Classes X-A and X-B are interest-only (IO) certificates that reference a single rated tranche or multiple rated tranches. The IO rating mirrors the lowest-rated applicable reference obligation tranche adjusted upward by one notch if senior in the waterfall.
All ratings are subject to surveillance, which could result in ratings being upgraded, downgraded, placed under review, confirmed, or discontinued by DBRS Morningstar.
DBRS Morningstar provides updated analysis and in-depth commentary in the DBRS Viewpoint platform for this transaction.
For complimentary access to this content, please register for the DBRS Viewpoint platform at www.viewpoint.dbrsmorningstar.com The platform includes loan-level data for most outstanding CMBS transactions (including non-DBRS Morningstar-rated), as well as loan-level and transaction-level commentary for most DBRS Morningstar-rated and -monitored transactions.
Notes:
All figures are in U.S. dollars unless otherwise noted.
The principal methodology is North American CMBS Surveillance Methodology (March 26, 2021), which can be found on dbrsmorningstar.com under Methodologies & Criteria. For a list of the structured-finance-related methodologies that may be used during the rating process, please see the DBRS Morningstar Global Structured Finance Related Methodologies document, which can be found on dbrsmorningstar.com in the Commentary tab under Regulatory Affairs. Please note that not every related methodology listed under a principal structured finance asset class methodology may be used to rate or monitor an individual structured finance or debt obligation.
For more information regarding rating methodologies and Coronavirus Disease (COVID-19), please see the following DBRS Morningstar press release: https://www.dbrsmorningstar.com/research/357883.
For more information regarding structured finance rating methodologies and Coronavirus Disease (COVID-19), please see the following DBRS Morningstar press release: https://www.dbrsmorningstar.com/research/358308.
For more information regarding the structured finance rating approach and Coronavirus Disease (COVID-19), please see the following DBRS Morningstar press release: https://www.dbrsmorningstar.com/research/359905.
The related regulatory disclosures pursuant to the National Instrument 25-101 Designated Rating Organizations are hereby incorporated by reference and can be found by clicking on the link under Related Documents or by contacting us at [email protected].
The rated entity or its related entities did participate in the rating process for this rating action. DBRS Morningstar had access to the accounts and other relevant internal documents of the rated entity or its related entities in connection with this rating action.
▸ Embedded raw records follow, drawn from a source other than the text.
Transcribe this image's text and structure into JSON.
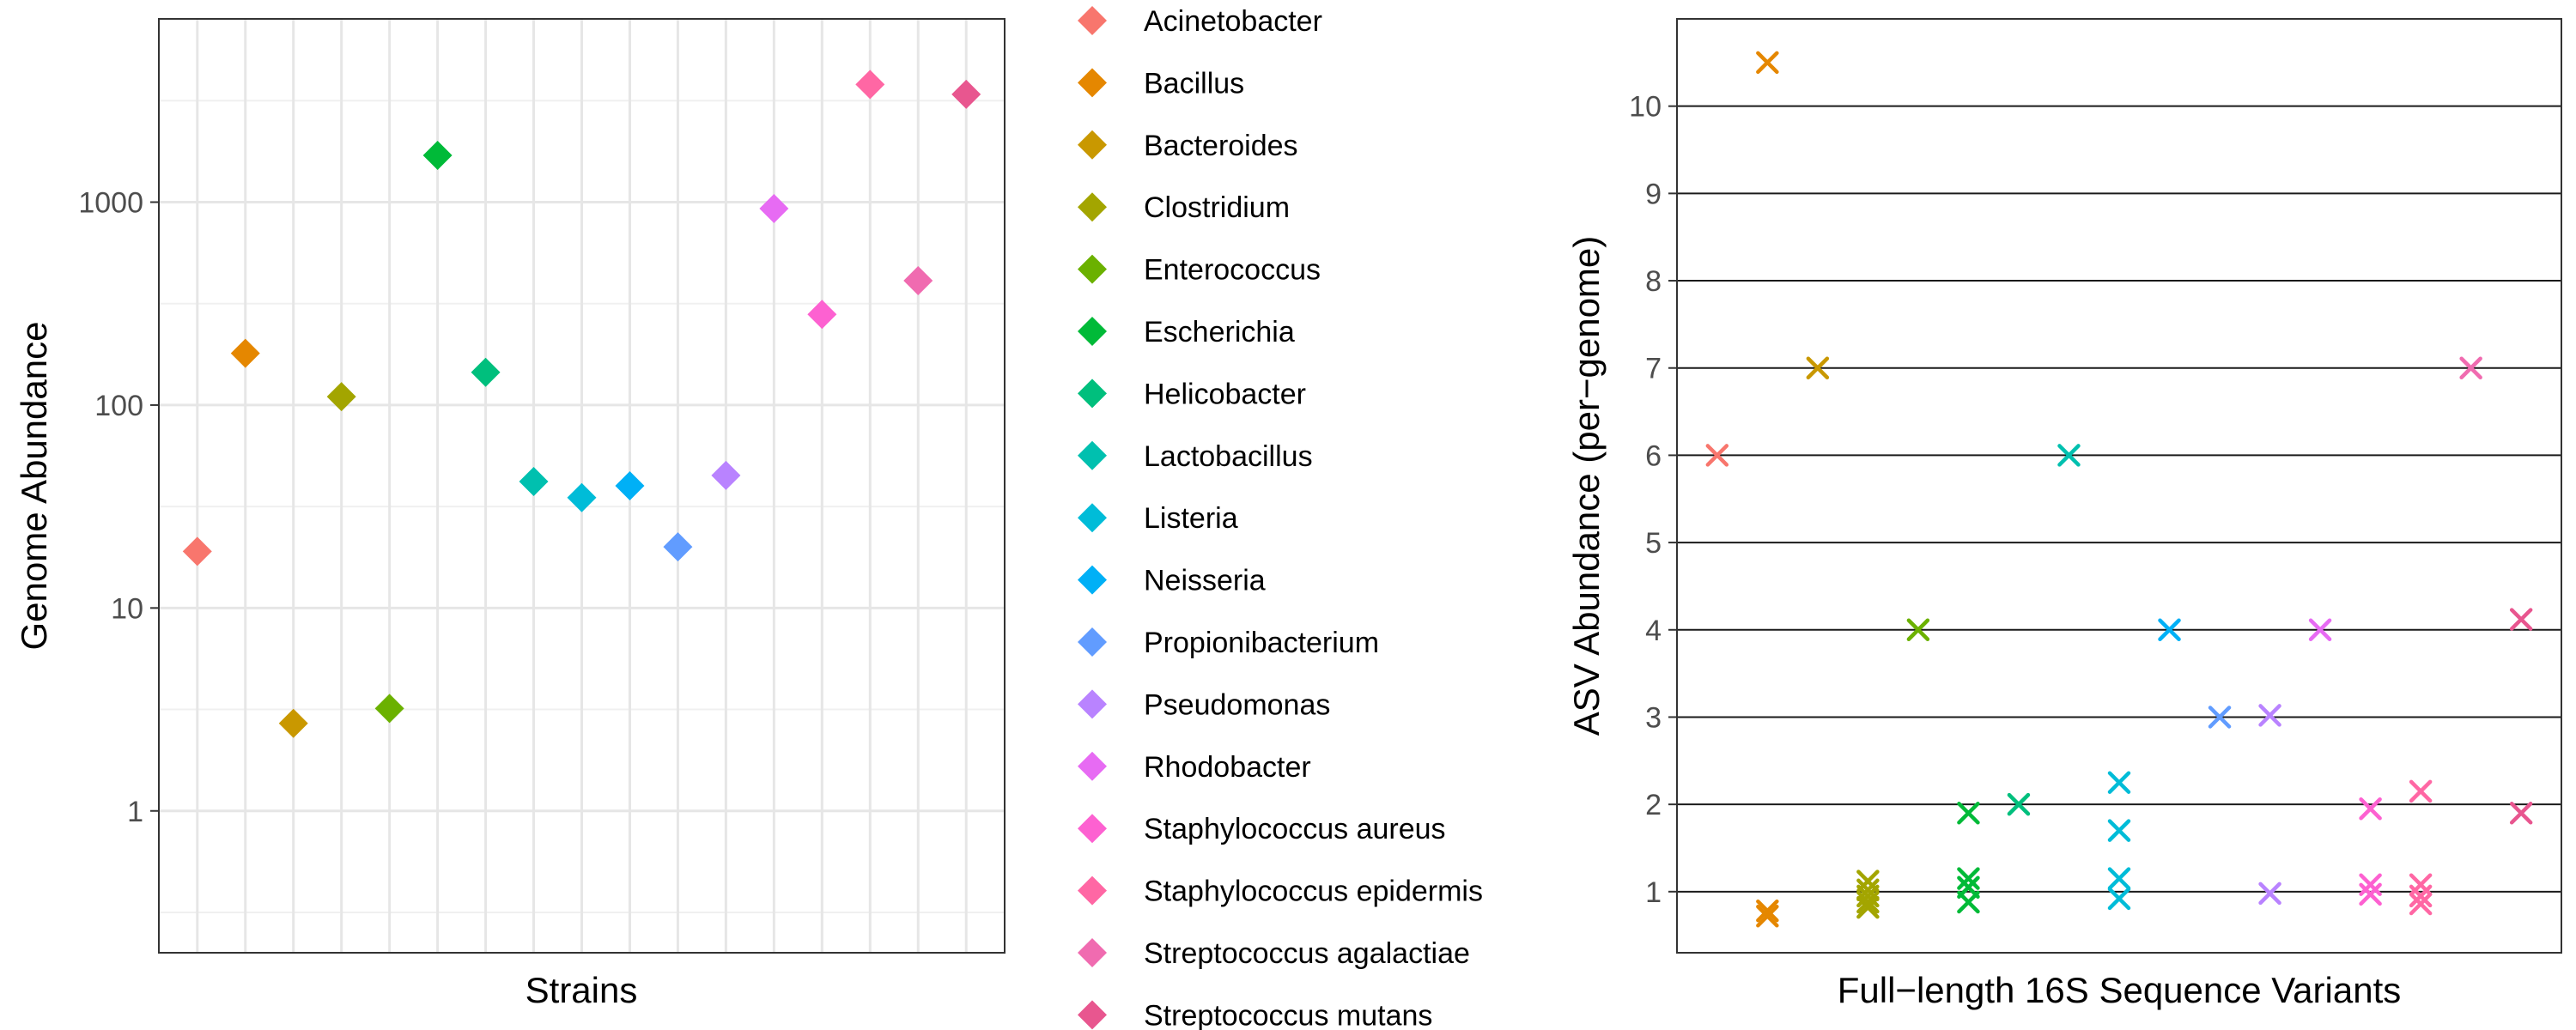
{
  "colors": {
    "Acinetobacter": "#F8766D",
    "Bacillus": "#E58700",
    "Bacteroides": "#C99800",
    "Clostridium": "#A3A500",
    "Enterococcus": "#6BB100",
    "Escherichia": "#00BA38",
    "Helicobacter": "#00BF7D",
    "Lactobacillus": "#00C0AF",
    "Listeria": "#00BCD8",
    "Neisseria": "#00B0F6",
    "Propionibacterium": "#619CFF",
    "Pseudomonas": "#B983FF",
    "Rhodobacter": "#E76BF3",
    "Staphylococcus aureus": "#FD61D1",
    "Staphylococcus epidermis": "#FF67A4",
    "Streptococcus agalactiae": "#F06BB0",
    "Streptococcus mutans": "#E8568F"
  },
  "chart_data": [
    {
      "type": "scatter",
      "title": "",
      "xlabel": "Strains",
      "ylabel": "Genome Abundance",
      "y_scale": "log10",
      "ylim": [
        0.2,
        8000
      ],
      "y_ticks": [
        1,
        10,
        100,
        1000
      ],
      "y_tick_labels": [
        "1",
        "10",
        "100",
        "1000"
      ],
      "x_tick_labels": "none",
      "marker": "diamond",
      "grid": true,
      "points": [
        {
          "strain": "Acinetobacter",
          "y": 19
        },
        {
          "strain": "Bacillus",
          "y": 180
        },
        {
          "strain": "Bacteroides",
          "y": 2.7
        },
        {
          "strain": "Clostridium",
          "y": 110
        },
        {
          "strain": "Enterococcus",
          "y": 3.2
        },
        {
          "strain": "Escherichia",
          "y": 1700
        },
        {
          "strain": "Helicobacter",
          "y": 145
        },
        {
          "strain": "Lactobacillus",
          "y": 42
        },
        {
          "strain": "Listeria",
          "y": 35
        },
        {
          "strain": "Neisseria",
          "y": 40
        },
        {
          "strain": "Propionibacterium",
          "y": 20
        },
        {
          "strain": "Pseudomonas",
          "y": 45
        },
        {
          "strain": "Rhodobacter",
          "y": 930
        },
        {
          "strain": "Staphylococcus aureus",
          "y": 280
        },
        {
          "strain": "Staphylococcus epidermis",
          "y": 3800
        },
        {
          "strain": "Streptococcus agalactiae",
          "y": 410
        },
        {
          "strain": "Streptococcus mutans",
          "y": 3400
        }
      ]
    },
    {
      "type": "scatter",
      "title": "",
      "xlabel": "Full−length 16S Sequence Variants",
      "ylabel": "ASV Abundance (per−genome)",
      "ylim": [
        0.3,
        11.0
      ],
      "y_ticks": [
        1,
        2,
        3,
        4,
        5,
        6,
        7,
        8,
        9,
        10
      ],
      "y_tick_labels": [
        "1",
        "2",
        "3",
        "4",
        "5",
        "6",
        "7",
        "8",
        "9",
        "10"
      ],
      "x_tick_labels": "none",
      "marker": "x",
      "grid": "horizontal-major",
      "points": [
        {
          "strain": "Acinetobacter",
          "y": [
            6.0
          ]
        },
        {
          "strain": "Bacillus",
          "y": [
            10.5,
            0.78,
            0.72
          ]
        },
        {
          "strain": "Bacteroides",
          "y": [
            7.0
          ]
        },
        {
          "strain": "Clostridium",
          "y": [
            1.12,
            1.02,
            0.95,
            0.88,
            0.82
          ]
        },
        {
          "strain": "Enterococcus",
          "y": [
            4.0
          ]
        },
        {
          "strain": "Escherichia",
          "y": [
            1.9,
            1.15,
            1.05,
            0.88
          ]
        },
        {
          "strain": "Helicobacter",
          "y": [
            2.0
          ]
        },
        {
          "strain": "Lactobacillus",
          "y": [
            6.0
          ]
        },
        {
          "strain": "Listeria",
          "y": [
            2.25,
            1.7,
            1.15,
            0.92
          ]
        },
        {
          "strain": "Neisseria",
          "y": [
            4.0
          ]
        },
        {
          "strain": "Propionibacterium",
          "y": [
            3.0
          ]
        },
        {
          "strain": "Pseudomonas",
          "y": [
            3.02,
            0.98
          ]
        },
        {
          "strain": "Rhodobacter",
          "y": [
            4.0
          ]
        },
        {
          "strain": "Staphylococcus aureus",
          "y": [
            1.95,
            1.08,
            0.97
          ]
        },
        {
          "strain": "Staphylococcus epidermis",
          "y": [
            2.15,
            1.08,
            0.95,
            0.86
          ]
        },
        {
          "strain": "Streptococcus agalactiae",
          "y": [
            7.0
          ]
        },
        {
          "strain": "Streptococcus mutans",
          "y": [
            4.12,
            1.9
          ]
        }
      ]
    }
  ],
  "legend": {
    "marker": "diamond",
    "items": [
      "Acinetobacter",
      "Bacillus",
      "Bacteroides",
      "Clostridium",
      "Enterococcus",
      "Escherichia",
      "Helicobacter",
      "Lactobacillus",
      "Listeria",
      "Neisseria",
      "Propionibacterium",
      "Pseudomonas",
      "Rhodobacter",
      "Staphylococcus aureus",
      "Staphylococcus epidermis",
      "Streptococcus agalactiae",
      "Streptococcus mutans"
    ]
  }
}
Please see the related appendix for additional information regarding the sensitivity of assumptions used in the rating process. Please note a sensitivity analysis is not performed for CMBS bonds rated CCC or lower. The DBRS Morningstar long-term rating scale definition indicates that ratings of CCC or lower are assigned when the bond is highly likely to default or default is imminent, thereby prevailing over a sensitivity analysis.